Please also refer to:
Take a look for this example:
If you install a version of Docker older than 1.12.1, remove the MountFlags=slave option when booting dockerd with systemd and restart docker
If those steps will not help you, please provide more details about cluster initialization and configuration to recreate this issue.

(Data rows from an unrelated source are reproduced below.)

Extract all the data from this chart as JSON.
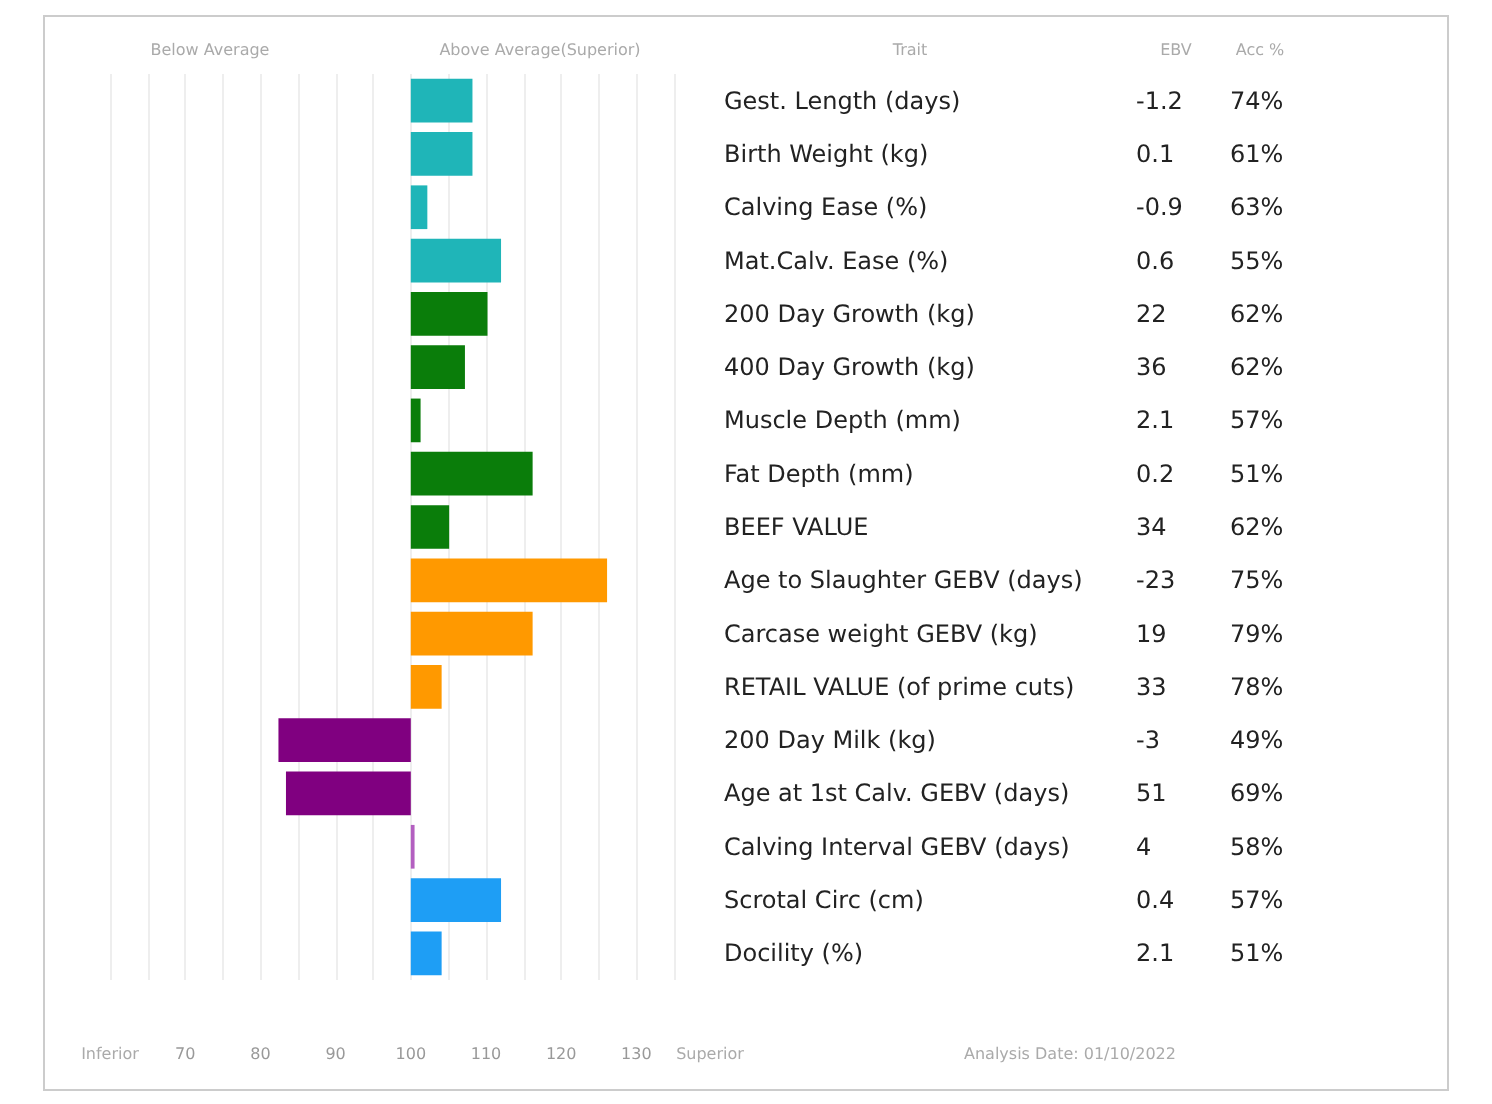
{
  "chart_data": {
    "type": "bar",
    "orientation": "horizontal",
    "categories": [
      "Gest. Length (days)",
      "Birth Weight (kg)",
      "Calving Ease (%)",
      "Mat.Calv. Ease (%)",
      "200 Day Growth (kg)",
      "400 Day Growth (kg)",
      "Muscle Depth (mm)",
      "Fat Depth (mm)",
      "BEEF VALUE",
      "Age to Slaughter GEBV (days)",
      "Carcase weight GEBV (kg)",
      "RETAIL VALUE (of prime cuts)",
      "200 Day Milk (kg)",
      "Age at 1st Calv. GEBV (days)",
      "Calving Interval GEBV (days)",
      "Scrotal Circ (cm)",
      "Docility (%)"
    ],
    "base": [
      100,
      100,
      100,
      100,
      100,
      100,
      100,
      100,
      100,
      100,
      100,
      100,
      100,
      100,
      100,
      100,
      100
    ],
    "values": [
      8.2,
      8.2,
      2.2,
      12,
      10.2,
      7.2,
      1.3,
      16.2,
      5.1,
      26.1,
      16.2,
      4.1,
      -17.6,
      -16.6,
      0.5,
      12,
      4.1
    ],
    "colors": [
      "#1fb5b8",
      "#1fb5b8",
      "#1fb5b8",
      "#1fb5b8",
      "#0a7d0a",
      "#0a7d0a",
      "#0a7d0a",
      "#0a7d0a",
      "#0a7d0a",
      "#ff9900",
      "#ff9900",
      "#ff9900",
      "#800080",
      "#800080",
      "#b35fc0",
      "#1e9ef5",
      "#1e9ef5"
    ],
    "xlim": [
      60,
      135
    ],
    "xticks": [
      {
        "value": 60,
        "label": null
      },
      {
        "value": 65,
        "label": null
      },
      70,
      {
        "value": 75,
        "label": null
      },
      80,
      {
        "value": 85,
        "label": null
      },
      90,
      {
        "value": 95,
        "label": null
      },
      100,
      {
        "value": 105,
        "label": null
      },
      110,
      {
        "value": 115,
        "label": null
      },
      120,
      {
        "value": 125,
        "label": null
      },
      130,
      {
        "value": 135,
        "label": null
      }
    ],
    "grid": "x",
    "annotations": [
      "Below Average",
      "Above Average(Superior)",
      "Trait",
      "EBV",
      "Acc %",
      "Inferior",
      "Superior",
      "Analysis Date: 01/10/2022",
      "-1.2",
      "74%",
      "0.1",
      "61%",
      "-0.9",
      "63%",
      "0.6",
      "55%",
      "22",
      "62%",
      "36",
      "62%",
      "2.1",
      "57%",
      "0.2",
      "51%",
      "34",
      "62%",
      "-23",
      "75%",
      "19",
      "79%",
      "33",
      "78%",
      "-3",
      "49%",
      "51",
      "69%",
      "4",
      "58%",
      "0.4",
      "57%",
      "2.1",
      "51%"
    ]
  }
}
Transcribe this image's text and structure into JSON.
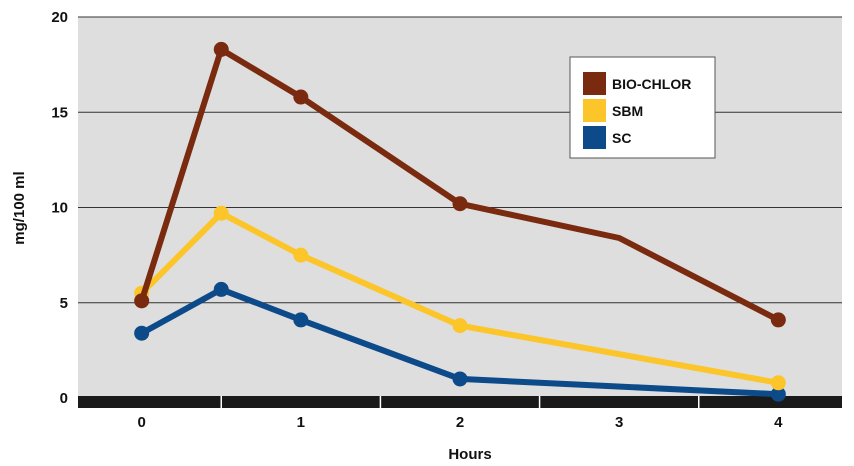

I have reproduced this case using below settings.
uname -a
Linux g-dvmpku-0 3.10.0-957.27.2.el7.x86_64
cat /etc/centos-release
CentOS Linux release 7.6.1810 (Core)
kubectl version:
Client Version: version.Info{Major:"1", Minor:"15", GitVersion:"v1.15.1", GitCommit:"4485c6f18cee9a5d3c3b4e523bd27972b1b53892", GitTreeState:"clean", BuildDate:"2019-07-18T09:18:22Z", GoVersion:"go1.12.5", Compiler:"gc", Platform:"linux/amd64"}
Server Version: version.Info{Major:"1", Minor:"15", GitVersion:"v1.15.0", GitCommit:"e8462b5b5dc2584fdcd18e6bcfe9f1e4d970a529", GitTreeState:"clean", BuildDate:"2019-06-19T16:32:14Z", GoVersion:"go1.12.5", Compiler:"gc", Platform:"linux/amd64"}
kubeadm version: &version.Info{Major:"1", Minor:"15", GitVersion:"v1.15.1", GitCommit:"4485c6f18cee9a5d3c3b4e523bd27972b1b53892", GitTreeState:"clean", BuildDate:"2019-07-18T09:15:32Z", GoVersion:"go1.12.5", Compiler:"gc", Platform:"linux/amd64"}
kubelet version: Kubernetes v1.15.1
kubectl get pods --all-namespaces:
kube-system coredns-5c98db65d4-grgcq 1/1 Running 0 5m22s
kube-system coredns-5c98db65d4-gvk4w 1/1 Running 0 5m22s
kube-system etcd-g-dvmpku-0 1/1 Running 0 4m44s
kube-system kube-apiserver-g-dvmpku-0 1/1 Running 0 4m32s
kube-system kube-controller-manager-g-dvmpku-0 1/1 Running 0 4m36s
kube-system kube-flannel-ds-amd64-zhb9v 1/1 Running 0 4m38s
kube-system kube-proxy-6mdmr 1/1 Running 0 5m22s
kube-system kube-scheduler-g-dvmpku-0 1/1 Running 0 4m25s
Everything is working as expected.
I am wondering about coredns image:
In your case:
Image ID: docker://sha256:eb516548c180f8a6e0235034ccee2428027896af16a509786da13022fe95fe8c
While in my case:
Image ID: docker-pullable://k8s.gcr.io/coredns@sha256:02382353821b12c21b062c59184e227e001079bb13ebd01f9d3270ba0fcbf1e4
If I am wrong please colaborate with more details.